Though the program generated hundreds of millions of euros for Malta's economy, it attracted controversy from its inception. Critics characterized it as a commodification of EU citizenship, raising concerns about money laundering, security risks, and the absence of genuine ties between applicants and Malta. Civil society organizations, European Parliament members, and eventually the European Commission expressed mounting concern about the program's integrity and its broader implications for EU citizenship principles.
2020: MIIP to CES Reforms
In response to escalating EU pressure, Malta terminated the MIIP in 2020 and introduced a revised framework called the Citizenship by Naturalisation for Exceptional Services by Direct Investment.
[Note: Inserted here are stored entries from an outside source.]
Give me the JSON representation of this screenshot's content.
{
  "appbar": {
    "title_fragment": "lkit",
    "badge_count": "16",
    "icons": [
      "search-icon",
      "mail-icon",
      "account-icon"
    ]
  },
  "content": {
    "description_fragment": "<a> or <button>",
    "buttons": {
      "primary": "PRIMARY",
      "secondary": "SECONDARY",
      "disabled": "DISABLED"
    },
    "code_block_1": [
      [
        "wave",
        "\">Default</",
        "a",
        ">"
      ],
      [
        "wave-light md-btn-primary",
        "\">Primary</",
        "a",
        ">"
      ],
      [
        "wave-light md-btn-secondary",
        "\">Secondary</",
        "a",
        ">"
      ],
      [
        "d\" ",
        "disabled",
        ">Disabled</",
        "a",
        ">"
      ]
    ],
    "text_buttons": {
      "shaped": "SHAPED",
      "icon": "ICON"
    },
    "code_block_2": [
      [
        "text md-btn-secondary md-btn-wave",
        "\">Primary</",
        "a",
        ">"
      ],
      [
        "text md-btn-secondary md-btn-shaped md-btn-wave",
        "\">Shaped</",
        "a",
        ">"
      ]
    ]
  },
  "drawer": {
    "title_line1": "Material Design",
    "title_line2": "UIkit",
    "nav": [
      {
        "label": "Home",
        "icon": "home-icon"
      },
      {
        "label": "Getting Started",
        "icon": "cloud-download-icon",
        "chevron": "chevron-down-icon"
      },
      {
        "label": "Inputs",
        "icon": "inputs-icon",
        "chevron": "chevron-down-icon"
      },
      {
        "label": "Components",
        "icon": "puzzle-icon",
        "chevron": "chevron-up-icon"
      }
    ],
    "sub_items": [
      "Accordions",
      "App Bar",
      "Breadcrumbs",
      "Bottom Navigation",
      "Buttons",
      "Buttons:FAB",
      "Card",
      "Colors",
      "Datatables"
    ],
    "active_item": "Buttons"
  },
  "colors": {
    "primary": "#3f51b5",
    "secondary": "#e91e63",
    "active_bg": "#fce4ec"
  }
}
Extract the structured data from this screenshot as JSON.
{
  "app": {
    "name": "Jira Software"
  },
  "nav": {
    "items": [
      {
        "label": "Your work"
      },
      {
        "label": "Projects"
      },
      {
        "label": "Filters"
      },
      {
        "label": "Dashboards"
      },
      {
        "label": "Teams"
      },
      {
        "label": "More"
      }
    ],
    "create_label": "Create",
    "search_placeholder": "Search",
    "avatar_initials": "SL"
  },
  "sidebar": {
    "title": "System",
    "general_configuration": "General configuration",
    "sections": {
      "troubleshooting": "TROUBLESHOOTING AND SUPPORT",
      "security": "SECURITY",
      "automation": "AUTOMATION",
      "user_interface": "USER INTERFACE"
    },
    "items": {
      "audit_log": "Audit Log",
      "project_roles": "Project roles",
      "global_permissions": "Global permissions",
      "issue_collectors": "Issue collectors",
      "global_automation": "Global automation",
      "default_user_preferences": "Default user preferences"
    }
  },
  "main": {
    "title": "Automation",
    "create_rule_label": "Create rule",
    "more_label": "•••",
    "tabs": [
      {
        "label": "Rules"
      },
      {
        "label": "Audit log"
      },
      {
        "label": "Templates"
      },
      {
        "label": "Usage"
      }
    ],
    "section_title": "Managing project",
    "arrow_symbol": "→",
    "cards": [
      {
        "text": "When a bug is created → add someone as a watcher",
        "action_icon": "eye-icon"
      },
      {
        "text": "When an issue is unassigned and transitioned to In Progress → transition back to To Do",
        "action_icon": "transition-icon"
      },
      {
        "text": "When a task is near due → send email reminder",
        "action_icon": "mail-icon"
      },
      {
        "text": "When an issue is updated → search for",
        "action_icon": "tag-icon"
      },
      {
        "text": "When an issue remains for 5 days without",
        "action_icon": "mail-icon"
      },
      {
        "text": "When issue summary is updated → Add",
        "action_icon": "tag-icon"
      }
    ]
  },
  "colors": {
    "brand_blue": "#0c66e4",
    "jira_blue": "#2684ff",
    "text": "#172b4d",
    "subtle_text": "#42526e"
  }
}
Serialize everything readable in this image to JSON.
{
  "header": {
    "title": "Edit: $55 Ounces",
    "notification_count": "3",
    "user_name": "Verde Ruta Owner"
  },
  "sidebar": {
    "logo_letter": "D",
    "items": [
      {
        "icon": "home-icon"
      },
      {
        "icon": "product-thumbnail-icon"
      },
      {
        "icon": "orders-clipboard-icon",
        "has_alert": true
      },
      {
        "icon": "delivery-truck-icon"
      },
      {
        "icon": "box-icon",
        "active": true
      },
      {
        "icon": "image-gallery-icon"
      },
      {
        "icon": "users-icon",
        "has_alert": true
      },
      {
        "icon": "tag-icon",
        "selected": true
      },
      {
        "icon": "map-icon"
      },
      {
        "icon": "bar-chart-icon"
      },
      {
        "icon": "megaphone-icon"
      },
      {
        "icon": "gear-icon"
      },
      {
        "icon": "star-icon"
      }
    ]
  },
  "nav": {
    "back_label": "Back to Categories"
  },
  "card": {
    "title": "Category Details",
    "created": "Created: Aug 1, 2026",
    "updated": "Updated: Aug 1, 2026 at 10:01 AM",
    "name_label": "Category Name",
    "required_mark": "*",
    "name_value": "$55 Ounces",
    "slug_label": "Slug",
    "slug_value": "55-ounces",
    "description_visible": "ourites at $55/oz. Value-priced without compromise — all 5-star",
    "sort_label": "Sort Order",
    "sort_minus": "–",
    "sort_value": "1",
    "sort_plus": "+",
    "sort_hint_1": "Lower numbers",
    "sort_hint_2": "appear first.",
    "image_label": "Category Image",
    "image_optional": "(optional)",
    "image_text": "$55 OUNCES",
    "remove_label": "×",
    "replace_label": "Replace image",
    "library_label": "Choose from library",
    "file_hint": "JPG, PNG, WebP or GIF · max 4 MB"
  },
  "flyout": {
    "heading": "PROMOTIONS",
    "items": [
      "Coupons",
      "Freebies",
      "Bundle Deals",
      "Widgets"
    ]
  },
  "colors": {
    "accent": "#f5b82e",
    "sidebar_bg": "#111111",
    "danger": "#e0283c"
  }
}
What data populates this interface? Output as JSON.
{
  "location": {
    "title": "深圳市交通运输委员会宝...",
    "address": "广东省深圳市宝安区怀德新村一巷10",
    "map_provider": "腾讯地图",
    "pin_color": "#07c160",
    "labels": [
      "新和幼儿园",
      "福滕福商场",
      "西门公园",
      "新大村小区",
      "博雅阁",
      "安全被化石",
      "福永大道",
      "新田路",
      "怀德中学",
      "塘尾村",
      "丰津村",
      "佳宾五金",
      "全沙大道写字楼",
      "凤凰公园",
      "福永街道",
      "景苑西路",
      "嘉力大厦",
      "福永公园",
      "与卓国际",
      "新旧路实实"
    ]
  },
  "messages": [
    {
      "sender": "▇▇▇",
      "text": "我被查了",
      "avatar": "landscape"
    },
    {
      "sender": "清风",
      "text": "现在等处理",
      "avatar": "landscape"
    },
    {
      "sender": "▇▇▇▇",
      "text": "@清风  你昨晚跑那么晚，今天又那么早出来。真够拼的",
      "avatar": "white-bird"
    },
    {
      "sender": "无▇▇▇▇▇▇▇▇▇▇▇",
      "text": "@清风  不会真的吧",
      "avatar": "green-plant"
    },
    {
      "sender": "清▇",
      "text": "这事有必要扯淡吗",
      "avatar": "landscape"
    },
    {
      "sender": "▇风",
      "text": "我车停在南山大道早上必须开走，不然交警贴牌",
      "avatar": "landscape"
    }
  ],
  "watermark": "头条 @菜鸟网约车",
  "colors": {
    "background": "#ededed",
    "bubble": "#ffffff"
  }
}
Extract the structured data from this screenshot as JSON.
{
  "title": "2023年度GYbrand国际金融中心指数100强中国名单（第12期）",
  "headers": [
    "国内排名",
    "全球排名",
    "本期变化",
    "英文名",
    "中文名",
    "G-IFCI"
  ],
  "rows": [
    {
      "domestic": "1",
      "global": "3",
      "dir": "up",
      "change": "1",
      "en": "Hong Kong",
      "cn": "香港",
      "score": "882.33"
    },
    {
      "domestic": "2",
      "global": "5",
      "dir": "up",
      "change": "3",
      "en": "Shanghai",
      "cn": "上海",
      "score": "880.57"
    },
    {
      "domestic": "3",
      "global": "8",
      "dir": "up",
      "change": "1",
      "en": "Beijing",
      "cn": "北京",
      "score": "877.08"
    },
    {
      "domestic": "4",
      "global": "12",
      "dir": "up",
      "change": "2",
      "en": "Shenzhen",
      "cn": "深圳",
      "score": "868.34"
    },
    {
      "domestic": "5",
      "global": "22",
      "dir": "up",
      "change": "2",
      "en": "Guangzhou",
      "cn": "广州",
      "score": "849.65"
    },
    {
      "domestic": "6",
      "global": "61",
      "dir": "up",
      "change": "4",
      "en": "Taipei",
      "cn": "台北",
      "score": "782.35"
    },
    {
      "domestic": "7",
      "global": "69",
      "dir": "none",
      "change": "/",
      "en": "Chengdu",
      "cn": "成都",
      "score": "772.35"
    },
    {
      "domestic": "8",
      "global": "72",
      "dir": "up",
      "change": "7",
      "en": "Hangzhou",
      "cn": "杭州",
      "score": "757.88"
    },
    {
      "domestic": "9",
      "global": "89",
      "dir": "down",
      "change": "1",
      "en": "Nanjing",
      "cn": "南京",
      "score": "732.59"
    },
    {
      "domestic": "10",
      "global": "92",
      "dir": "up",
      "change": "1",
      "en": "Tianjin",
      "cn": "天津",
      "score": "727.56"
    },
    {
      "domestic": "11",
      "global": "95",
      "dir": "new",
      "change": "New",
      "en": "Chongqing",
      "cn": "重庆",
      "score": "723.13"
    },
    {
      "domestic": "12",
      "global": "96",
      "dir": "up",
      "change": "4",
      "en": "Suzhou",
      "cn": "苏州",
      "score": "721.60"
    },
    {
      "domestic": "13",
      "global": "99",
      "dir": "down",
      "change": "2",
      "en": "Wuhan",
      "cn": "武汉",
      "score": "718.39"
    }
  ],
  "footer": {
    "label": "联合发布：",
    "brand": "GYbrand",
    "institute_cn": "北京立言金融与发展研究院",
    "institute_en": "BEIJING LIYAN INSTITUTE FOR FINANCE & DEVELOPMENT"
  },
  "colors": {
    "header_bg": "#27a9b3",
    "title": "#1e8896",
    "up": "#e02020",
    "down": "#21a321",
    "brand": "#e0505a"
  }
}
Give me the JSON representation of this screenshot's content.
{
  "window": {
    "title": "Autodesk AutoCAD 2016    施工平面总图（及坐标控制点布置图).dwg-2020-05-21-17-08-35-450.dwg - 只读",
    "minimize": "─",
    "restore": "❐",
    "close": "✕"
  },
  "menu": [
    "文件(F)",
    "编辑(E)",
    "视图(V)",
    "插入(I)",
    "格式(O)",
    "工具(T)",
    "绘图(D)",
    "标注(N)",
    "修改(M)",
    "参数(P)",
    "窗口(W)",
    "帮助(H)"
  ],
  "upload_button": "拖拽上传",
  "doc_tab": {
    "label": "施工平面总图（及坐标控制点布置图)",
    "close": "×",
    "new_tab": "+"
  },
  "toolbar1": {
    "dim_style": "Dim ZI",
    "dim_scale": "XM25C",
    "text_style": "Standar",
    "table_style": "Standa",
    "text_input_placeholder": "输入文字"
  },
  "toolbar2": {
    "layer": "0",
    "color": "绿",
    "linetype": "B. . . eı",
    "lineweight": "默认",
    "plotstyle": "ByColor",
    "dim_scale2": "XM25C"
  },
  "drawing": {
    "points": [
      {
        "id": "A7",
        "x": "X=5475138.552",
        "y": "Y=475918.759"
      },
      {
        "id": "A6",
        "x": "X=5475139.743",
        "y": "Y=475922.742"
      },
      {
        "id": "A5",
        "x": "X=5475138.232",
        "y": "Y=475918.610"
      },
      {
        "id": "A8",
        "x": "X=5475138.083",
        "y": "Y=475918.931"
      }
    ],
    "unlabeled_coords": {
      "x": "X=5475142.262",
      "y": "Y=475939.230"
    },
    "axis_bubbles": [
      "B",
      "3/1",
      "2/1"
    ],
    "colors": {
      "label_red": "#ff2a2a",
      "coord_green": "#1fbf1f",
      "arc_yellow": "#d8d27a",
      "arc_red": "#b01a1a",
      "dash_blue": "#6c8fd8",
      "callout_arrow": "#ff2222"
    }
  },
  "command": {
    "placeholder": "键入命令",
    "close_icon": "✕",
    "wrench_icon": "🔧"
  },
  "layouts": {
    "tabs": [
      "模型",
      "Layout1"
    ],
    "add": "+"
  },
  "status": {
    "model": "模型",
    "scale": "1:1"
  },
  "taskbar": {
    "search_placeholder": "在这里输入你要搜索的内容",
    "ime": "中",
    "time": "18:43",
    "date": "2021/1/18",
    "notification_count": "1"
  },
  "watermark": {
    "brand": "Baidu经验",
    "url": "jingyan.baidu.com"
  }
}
The new program attempted to address some criticisms while maintaining the fundamental structure of citizenship-for-investment. Key changes included implementing a residency period of either 12 or 36 months before application, depending on the investment level, increasing the contribution to up to €750,000 based on residency duration, and introducing tighter due diligence checks.
While Malta marketed the CES as a more robust and EU-compliant system, critics viewed it as rebranding rather than genuine reform. The essential mechanism of granting citizenship in exchange for financial investment remained unchanged, perpetuating the fundamental concerns that had plagued the original program.
EU Legal Action Initiated
In October 2020, the European Commission, acting under Article 258 TFEU, launched formal infringement proceedings against Malta, having previously taken similar action against Cyprus. The Commission argued that such schemes violated the principle of sincere cooperation under Article 4(3) of the Treaty on European Union and undermined the nature of EU citizenship as established under Article 20 of the Treaty on the Functioning of the European Union.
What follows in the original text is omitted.